This year, Angelenos were invited to start discarding potato peels, chicken bones and other food scraps in the green yard waste curbside bin rather than the trash can.
But it’s not exactly optional. A state law passed in 2016 requires every city and community in California to divert 75% of organic waste from landfills and to recover and redistribute 20% of edible food before it can be thrown away by 2025. Those that don’t comply can be fined up to $10,000 starting next year. Even individual households and businesses can be fined for noncompliance.
It’s a heavy lift, so to speak. Food scraps, food-soiled paper products, lawn clippings, tree trimmings and other organics typically make up about half of the 41 million tons of waste California sends to the dump each year. Or at least they did before the law went into full effect this year, though it’s not clear how much is being diverted quite yet. When organic waste rots it produces methane, a particularly potent greenhouse gas that traps about 80 times as much heat as carbon dioxide. Composting is an important tool to fight global warming.
California has already missed the law’s first deadline to divert 50% by 2020. Worse, the amount of organic material going to the landfill increased between 2014, which is the starting point to calculate reductions, and 2020. Now it is looking like the state will blow the 2025 deadline as well.
That is at least part of the reason the bipartisan Little Hoover Commission has called for the 2016 law, Senate Bill 1383, to be temporarily paused. In a report released earlier this month, the commission, which is composed of members of the public and legislators, wrote that “significant changes are needed if the state is to meet its target of reducing the amount of organic material going into landfills. We believe the state should reaffirm its goal, while reconsidering its method.”
There’s nothing wrong with reaffirming the state’s organic recycling goal. And if the method of implementation can be improved upon, we’re all for it. But stopping the organics recycling law now after cities and private industry have invested so much time and money into compliance would be a huge mistake. If California is lagging in carrying out this crucial climate change policy, the response should be to try harder, not to give up.

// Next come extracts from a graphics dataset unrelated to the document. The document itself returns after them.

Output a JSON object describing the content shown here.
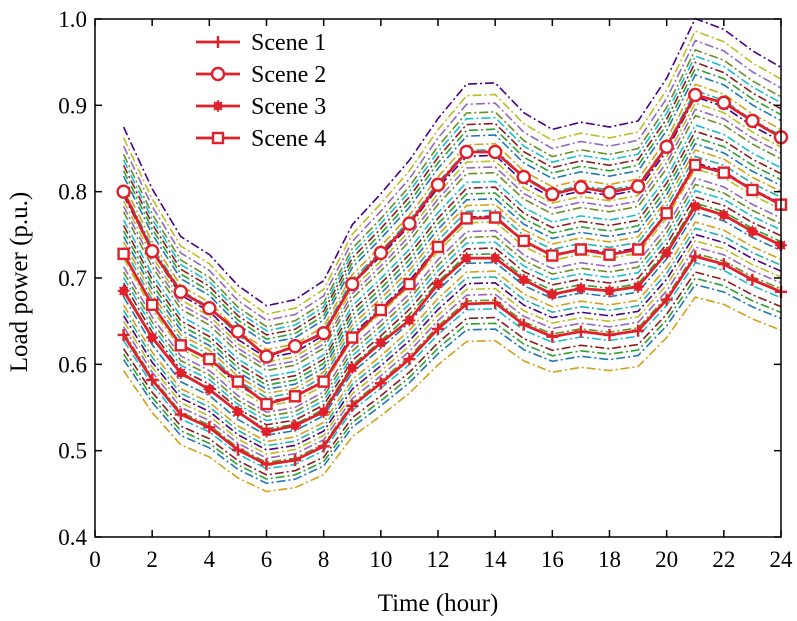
{
  "chart_data": {
    "type": "line",
    "xlabel": "Time (hour)",
    "ylabel": "Load power (p.u.)",
    "xlim": [
      0,
      24
    ],
    "ylim": [
      0.4,
      1.0
    ],
    "xticks": [
      0,
      2,
      4,
      6,
      8,
      10,
      12,
      14,
      16,
      18,
      20,
      22,
      24
    ],
    "yticks": [
      0.4,
      0.5,
      0.6,
      0.7,
      0.8,
      0.9,
      1.0
    ],
    "xtick_labels": [
      "0",
      "2",
      "4",
      "6",
      "8",
      "10",
      "12",
      "14",
      "16",
      "18",
      "20",
      "22",
      "24"
    ],
    "ytick_labels": [
      "0.4",
      "0.5",
      "0.6",
      "0.7",
      "0.8",
      "0.9",
      "1.0"
    ],
    "grid": false,
    "legend_position": "top-left",
    "x": [
      1,
      2,
      3,
      4,
      5,
      6,
      7,
      8,
      9,
      10,
      11,
      12,
      13,
      14,
      15,
      16,
      17,
      18,
      19,
      20,
      21,
      22,
      23,
      24
    ],
    "series": [
      {
        "name": "Scene 1",
        "marker": "plus",
        "color": "#e0202a",
        "values": [
          0.634,
          0.582,
          0.542,
          0.527,
          0.501,
          0.484,
          0.489,
          0.505,
          0.552,
          0.578,
          0.606,
          0.641,
          0.67,
          0.671,
          0.646,
          0.632,
          0.638,
          0.634,
          0.639,
          0.675,
          0.725,
          0.716,
          0.698,
          0.684
        ]
      },
      {
        "name": "Scene 2",
        "marker": "circle",
        "color": "#e0202a",
        "values": [
          0.8,
          0.731,
          0.684,
          0.665,
          0.638,
          0.609,
          0.621,
          0.636,
          0.693,
          0.729,
          0.763,
          0.808,
          0.846,
          0.846,
          0.817,
          0.797,
          0.805,
          0.799,
          0.806,
          0.852,
          0.912,
          0.903,
          0.882,
          0.863
        ]
      },
      {
        "name": "Scene 3",
        "marker": "star",
        "color": "#e0202a",
        "values": [
          0.685,
          0.631,
          0.59,
          0.571,
          0.545,
          0.522,
          0.529,
          0.545,
          0.596,
          0.625,
          0.651,
          0.693,
          0.723,
          0.723,
          0.698,
          0.681,
          0.688,
          0.685,
          0.69,
          0.729,
          0.783,
          0.773,
          0.754,
          0.738
        ]
      },
      {
        "name": "Scene 4",
        "marker": "square",
        "color": "#e0202a",
        "values": [
          0.728,
          0.669,
          0.622,
          0.606,
          0.58,
          0.554,
          0.563,
          0.58,
          0.631,
          0.663,
          0.693,
          0.736,
          0.769,
          0.77,
          0.743,
          0.726,
          0.733,
          0.727,
          0.733,
          0.775,
          0.831,
          0.822,
          0.802,
          0.785
        ]
      }
    ],
    "background_series": {
      "style": "dash-dot",
      "colors": [
        "#d4a017",
        "#1f77b4",
        "#2ca02c",
        "#8c1c1c",
        "#17becf",
        "#6b8e23",
        "#9467bd",
        "#bcbd22",
        "#4b0082",
        "#20b2aa"
      ],
      "scale_factors": [
        0.935,
        0.955,
        0.965,
        0.975,
        0.99,
        1.005,
        1.015,
        1.025,
        1.035,
        1.045,
        1.055,
        1.07,
        1.085,
        1.095,
        1.105,
        1.115,
        1.125,
        1.14,
        1.15,
        1.16,
        1.17,
        1.18,
        1.19,
        1.2,
        1.21,
        1.225,
        1.235,
        1.245,
        1.255,
        1.265,
        1.275,
        1.29,
        1.3,
        1.31,
        1.32,
        1.33,
        1.345,
        1.36,
        1.38
      ]
    }
  }
}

Happily, that’s the position of CalRecycle, the state agency overseeing and guiding local governments’ compliance with the law. CalRecycle Director Rachel Machi Wagoner said pausing the law would send a terrible message to the waste industry that has been investing in building new facilities, such as those to do large-scale organic composting, and to local governments that have been setting up recycling and food recovery programs to meet the 2025 deadline.

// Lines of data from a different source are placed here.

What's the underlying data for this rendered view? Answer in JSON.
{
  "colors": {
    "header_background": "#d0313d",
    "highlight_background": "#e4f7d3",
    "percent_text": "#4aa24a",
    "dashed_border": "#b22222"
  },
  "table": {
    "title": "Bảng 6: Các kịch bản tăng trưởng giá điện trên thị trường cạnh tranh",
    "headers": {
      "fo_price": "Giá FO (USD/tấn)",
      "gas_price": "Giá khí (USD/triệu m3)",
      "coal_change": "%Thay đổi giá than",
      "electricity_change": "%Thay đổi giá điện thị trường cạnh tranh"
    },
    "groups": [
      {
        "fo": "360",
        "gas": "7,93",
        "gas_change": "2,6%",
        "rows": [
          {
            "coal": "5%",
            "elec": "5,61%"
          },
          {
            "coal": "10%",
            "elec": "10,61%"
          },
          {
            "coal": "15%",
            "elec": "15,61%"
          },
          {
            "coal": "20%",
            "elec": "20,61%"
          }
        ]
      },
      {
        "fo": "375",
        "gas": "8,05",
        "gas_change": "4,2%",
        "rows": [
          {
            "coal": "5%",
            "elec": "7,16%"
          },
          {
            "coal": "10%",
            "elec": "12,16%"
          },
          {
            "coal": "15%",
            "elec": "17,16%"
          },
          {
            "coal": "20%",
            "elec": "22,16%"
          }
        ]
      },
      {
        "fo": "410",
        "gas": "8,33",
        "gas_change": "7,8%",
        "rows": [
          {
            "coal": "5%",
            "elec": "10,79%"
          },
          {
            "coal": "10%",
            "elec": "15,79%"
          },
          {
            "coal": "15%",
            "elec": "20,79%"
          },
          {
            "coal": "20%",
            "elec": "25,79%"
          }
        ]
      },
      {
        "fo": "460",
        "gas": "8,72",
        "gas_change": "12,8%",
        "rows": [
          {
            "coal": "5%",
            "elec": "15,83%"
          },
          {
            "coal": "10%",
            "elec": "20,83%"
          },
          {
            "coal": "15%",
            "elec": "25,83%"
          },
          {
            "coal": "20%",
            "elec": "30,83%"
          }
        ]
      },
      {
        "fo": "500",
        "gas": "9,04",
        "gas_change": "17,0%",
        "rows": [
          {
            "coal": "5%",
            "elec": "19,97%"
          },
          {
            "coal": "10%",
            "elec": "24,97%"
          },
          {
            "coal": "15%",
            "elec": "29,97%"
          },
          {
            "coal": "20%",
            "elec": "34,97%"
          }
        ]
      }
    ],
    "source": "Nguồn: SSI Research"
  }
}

Besides, she says it is too soon to say whether the 2025 deadline will be met. Cities and communities have made significant improvements this year to catch up after being stalled by the pandemic. “We have made so much progress in the last 18 months, and that is not reflected in their review,” Wagoner said of the commission report. For example San Diego, the state’s second-largest city, was behind in implementation but now expects to roll out curbside organics collection to all residents by August, she said.
The report makes clear that the commission’s intention is to help the state reach its organics recycling goal, and many of its recommendations to improve compliance — such as increasing public education and providing extra consideration for rural counties — are welcome. The suggestion that California become a model of waste management that other countries can follow is certainly right on.
State regulators should embrace the commission’s ideas for improvement — and forge full speed ahead to reach the 2025 goal.